I am trying to understand better the relationship between them with the following questions:
- Are all MRFs members of the Exponential families?
- Can all members from the Exponential families be represented as an MRF?
- If MRFs $\neq$ Exponential families, what are some good examples of distributions of one type not ncluded in the other ?
From what I understand in their textbook (Chapter 3), Jordan and Wainwright present the next argument:
Say we have a a scalar random variable X that follows some distribution $p$, and draw $n$ i.i.d. observations $X^1, \ldots X^n$, and we want to identify $p$.
We compute the empirical expectations of certain functions $\phi_\alpha%$
$\hat{\mu}_\alpha= \frac{1}{n}\sum^n_{i=1}\phi_\alpha(X^i), $ for all $\alpha \in \mathcal{I}$
where each $\alpha$ in some set $\mathcal{I}$ indexes a function $\phi_\alpha: \mathcal{X} \rightarrow R$
Then if we force the following two sets of quantities to be consistent, i.e. to match (to identify $p$):
The expectations $E_p[(\phi_\alpha(X)]=\int_\mathcal{X}\phi_\alpha(x)p(x)\nu(dx)$ of the sufficient statistics $\phi$ of the distribution $p$
The expectations under the empirical distribution
we get an underdetermined problem, in the sense that there are many distributions $p$ that are consistent with the observations. So we need a principle for choosing among them (to identify $p$).
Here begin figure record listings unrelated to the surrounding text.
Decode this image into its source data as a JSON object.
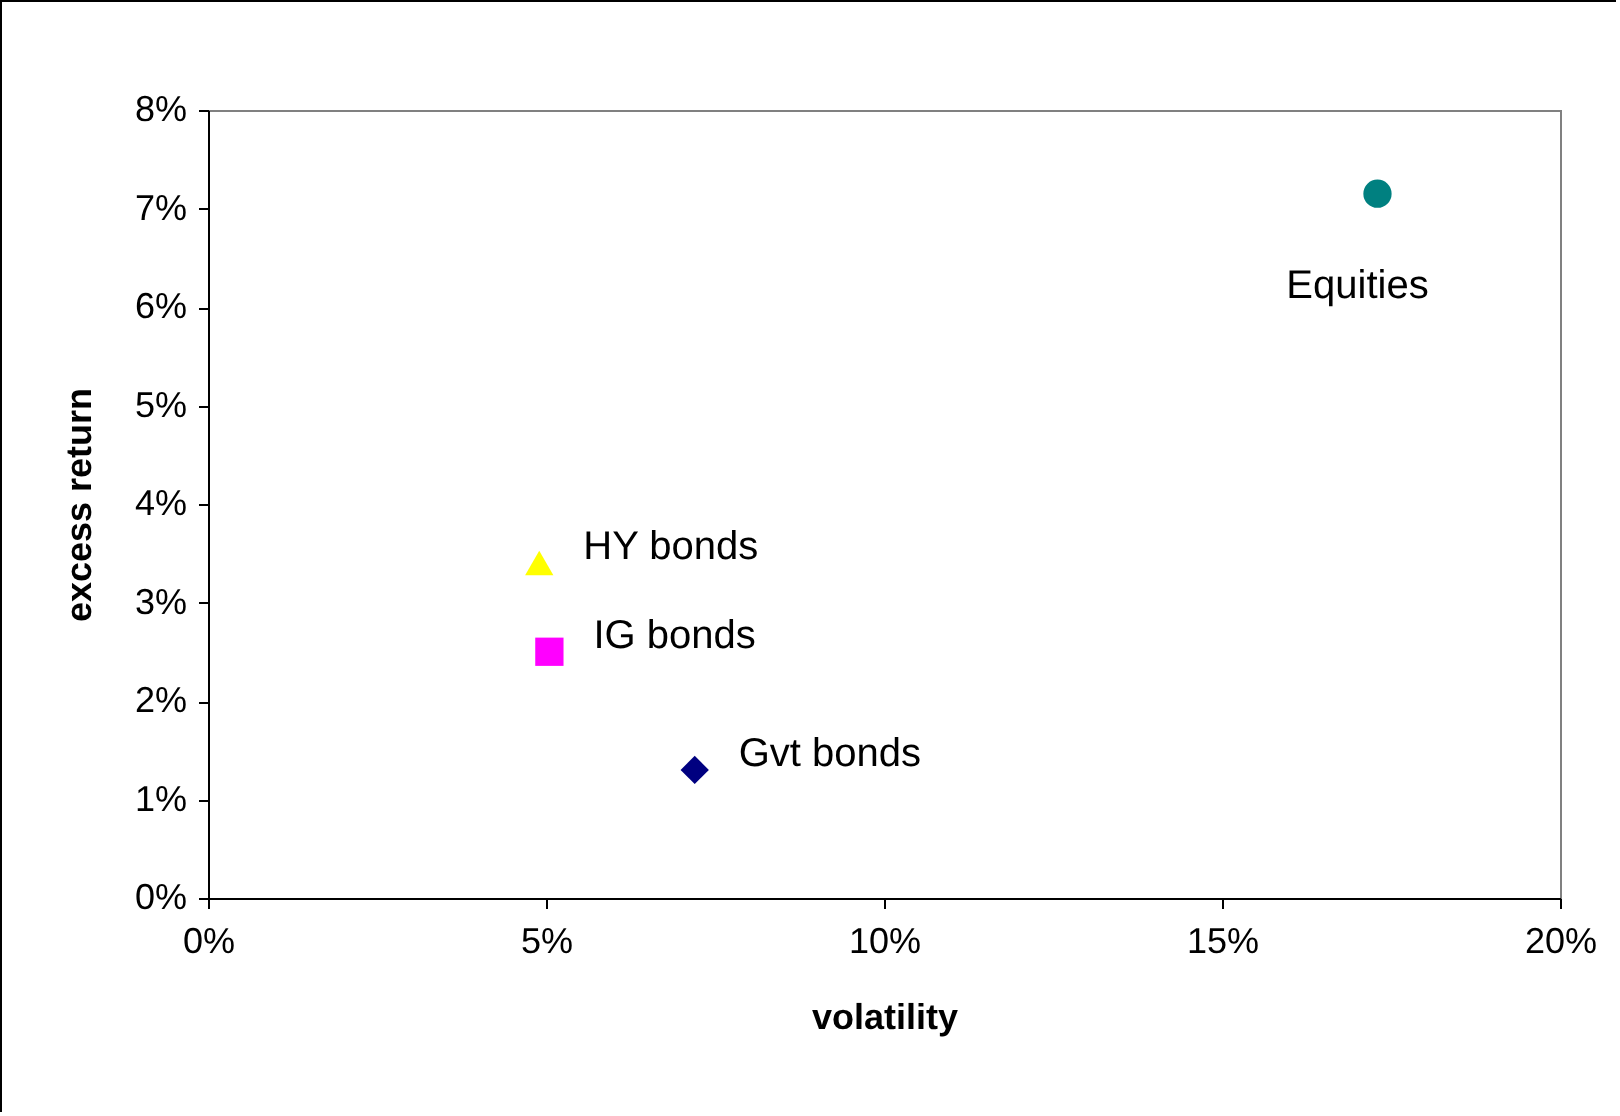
{
  "chart_data": {
    "type": "scatter",
    "xlabel": "volatility",
    "ylabel": "excess return",
    "xlim": [
      0,
      20
    ],
    "ylim": [
      0,
      8
    ],
    "xticks": [
      {
        "value": 0,
        "label": "0%"
      },
      {
        "value": 5,
        "label": "5%"
      },
      {
        "value": 10,
        "label": "10%"
      },
      {
        "value": 15,
        "label": "15%"
      },
      {
        "value": 20,
        "label": "20%"
      }
    ],
    "yticks": [
      {
        "value": 0,
        "label": "0%"
      },
      {
        "value": 1,
        "label": "1%"
      },
      {
        "value": 2,
        "label": "2%"
      },
      {
        "value": 3,
        "label": "3%"
      },
      {
        "value": 4,
        "label": "4%"
      },
      {
        "value": 5,
        "label": "5%"
      },
      {
        "value": 6,
        "label": "6%"
      },
      {
        "value": 7,
        "label": "7%"
      },
      {
        "value": 8,
        "label": "8%"
      }
    ],
    "grid": false,
    "legend": false,
    "series": [
      {
        "name": "Equities",
        "color": "#008080",
        "marker": "circle",
        "x": [
          17.3
        ],
        "values": [
          7.15
        ]
      },
      {
        "name": "HY bonds",
        "color": "#ffff00",
        "marker": "triangle",
        "x": [
          4.9
        ],
        "values": [
          3.4
        ]
      },
      {
        "name": "IG bonds",
        "color": "#ff00ff",
        "marker": "square",
        "x": [
          5.05
        ],
        "values": [
          2.5
        ]
      },
      {
        "name": "Gvt bonds",
        "color": "#000080",
        "marker": "diamond",
        "x": [
          7.2
        ],
        "values": [
          1.3
        ]
      }
    ]
  }
}
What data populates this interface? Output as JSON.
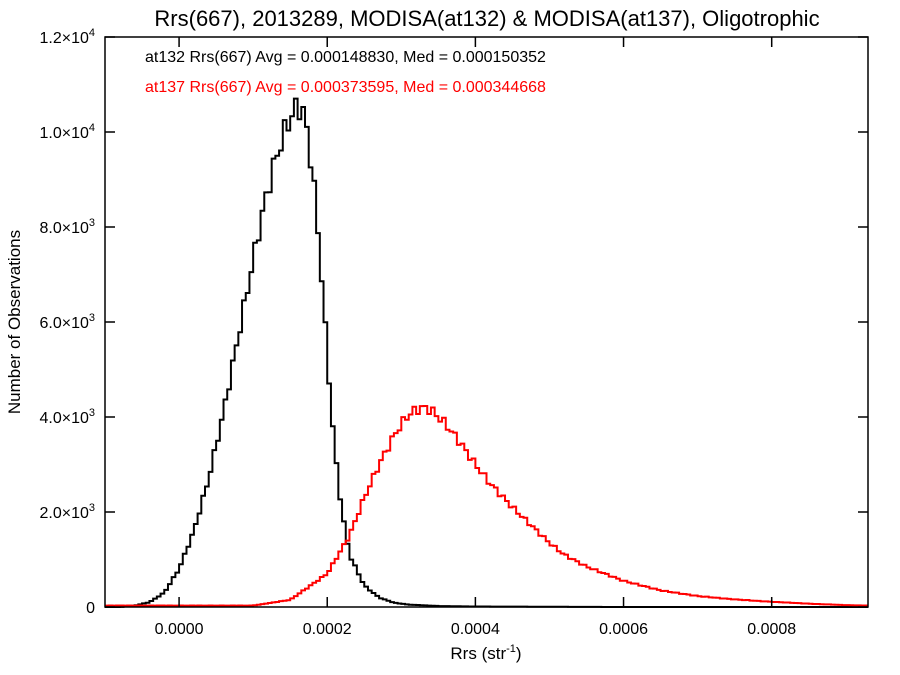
{
  "chart_data": {
    "type": "histogram",
    "title": "Rrs(667), 2013289, MODISA(at132) & MODISA(at137), Oligotrophic",
    "xlabel": "Rrs (str",
    "xlabel_sup": "-1",
    "xlabel_end": ")",
    "ylabel": "Number of Observations",
    "xlim": [
      -0.0001,
      0.00093
    ],
    "ylim": [
      0,
      12000
    ],
    "x_ticks": [
      {
        "value": 0.0,
        "label": "0.0000"
      },
      {
        "value": 0.0002,
        "label": "0.0002"
      },
      {
        "value": 0.0004,
        "label": "0.0004"
      },
      {
        "value": 0.0006,
        "label": "0.0006"
      },
      {
        "value": 0.0008,
        "label": "0.0008"
      }
    ],
    "y_ticks": [
      {
        "value": 0,
        "mant": "0",
        "exp": ""
      },
      {
        "value": 2000,
        "mant": "2.0×10",
        "exp": "3"
      },
      {
        "value": 4000,
        "mant": "4.0×10",
        "exp": "3"
      },
      {
        "value": 6000,
        "mant": "6.0×10",
        "exp": "3"
      },
      {
        "value": 8000,
        "mant": "8.0×10",
        "exp": "3"
      },
      {
        "value": 10000,
        "mant": "1.0×10",
        "exp": "4"
      },
      {
        "value": 12000,
        "mant": "1.2×10",
        "exp": "4"
      }
    ],
    "bin_width": 5e-06,
    "series": [
      {
        "name": "at132",
        "color": "#000000",
        "x": [
          -8e-05,
          -6e-05,
          -4e-05,
          -2e-05,
          0.0,
          2e-05,
          4e-05,
          6e-05,
          8e-05,
          0.0001,
          0.00011,
          0.00012,
          0.00013,
          0.00014,
          0.00015,
          0.00016,
          0.000165,
          0.00017,
          0.00018,
          0.00019,
          0.0002,
          0.00021,
          0.00022,
          0.00023,
          0.00025,
          0.00027,
          0.00029,
          0.00031,
          0.00035,
          0.0004,
          0.0005,
          0.0006,
          0.0007,
          0.0008,
          0.0009
        ],
        "y": [
          0,
          30,
          100,
          300,
          800,
          1600,
          2700,
          4100,
          5700,
          7300,
          8100,
          8800,
          9400,
          9900,
          10300,
          10550,
          10500,
          10300,
          9200,
          7500,
          5300,
          3300,
          2000,
          1100,
          450,
          200,
          90,
          50,
          20,
          10,
          5,
          0,
          0,
          0,
          0
        ]
      },
      {
        "name": "at137",
        "color": "#ff0000",
        "x": [
          0.0001,
          0.00015,
          0.0002,
          0.00023,
          0.00025,
          0.00027,
          0.00029,
          0.0003,
          0.00031,
          0.00032,
          0.00033,
          0.00034,
          0.00036,
          0.00038,
          0.0004,
          0.00042,
          0.00045,
          0.00048,
          0.0005,
          0.00052,
          0.00055,
          0.0006,
          0.00065,
          0.0007,
          0.00075,
          0.0008,
          0.00085,
          0.0009,
          0.00093
        ],
        "y": [
          30,
          150,
          700,
          1500,
          2300,
          3000,
          3600,
          3850,
          4050,
          4150,
          4200,
          4150,
          3850,
          3450,
          3000,
          2600,
          2100,
          1650,
          1350,
          1100,
          850,
          550,
          350,
          230,
          160,
          110,
          70,
          40,
          30
        ]
      }
    ],
    "annotations": [
      {
        "text": "at132 Rrs(667) Avg = 0.000148830, Med = 0.000150352",
        "color": "#000000"
      },
      {
        "text": "at137 Rrs(667) Avg = 0.000373595, Med = 0.000344668",
        "color": "#ff0000"
      }
    ]
  }
}
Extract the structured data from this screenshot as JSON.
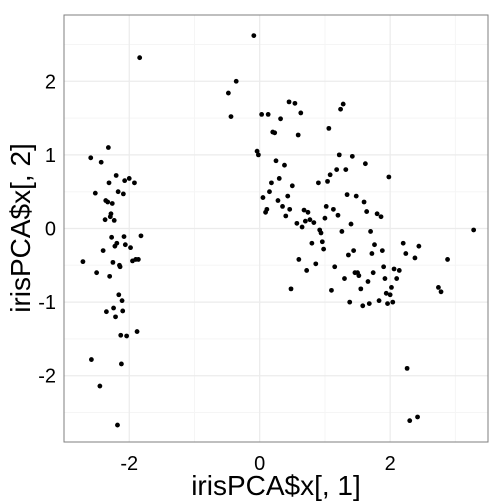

If we use the principle of maximum entropy to remove this undeterminancy, we can get a single $p$:
$\DeclareMathOperator*{\argmax}{arg\,max} p^* = \argmax_{p\in{\mathcal{P}}} \,H(p)$ subject to $E_p[(\phi_\alpha(X)] = \hat{\mu}_\alpha$ for all $\alpha \in \mathcal{I}$
where this $p^*$ takes the form $p_\theta(x) \propto $ exp${\sum_{\alpha \in \mathcal{I}}\theta_\alpha \phi_\alpha(x)},$ where $\theta \in R^d$ represents a parameterization of the distribution in exponential family form.
In other words, if we
- Make the expectations of the distributions be consistent with the expectations under the empirical distribution
- Use the principle of maximum entropy to get rid of undetermination
$\rightarrow$ We end up with a a distribution of the exponential family.
However, this looks more like an argument to introduce exponential families, and (as far as I can understand) it does not describe the relationship between MRFs and exp. families. Am I missing anything?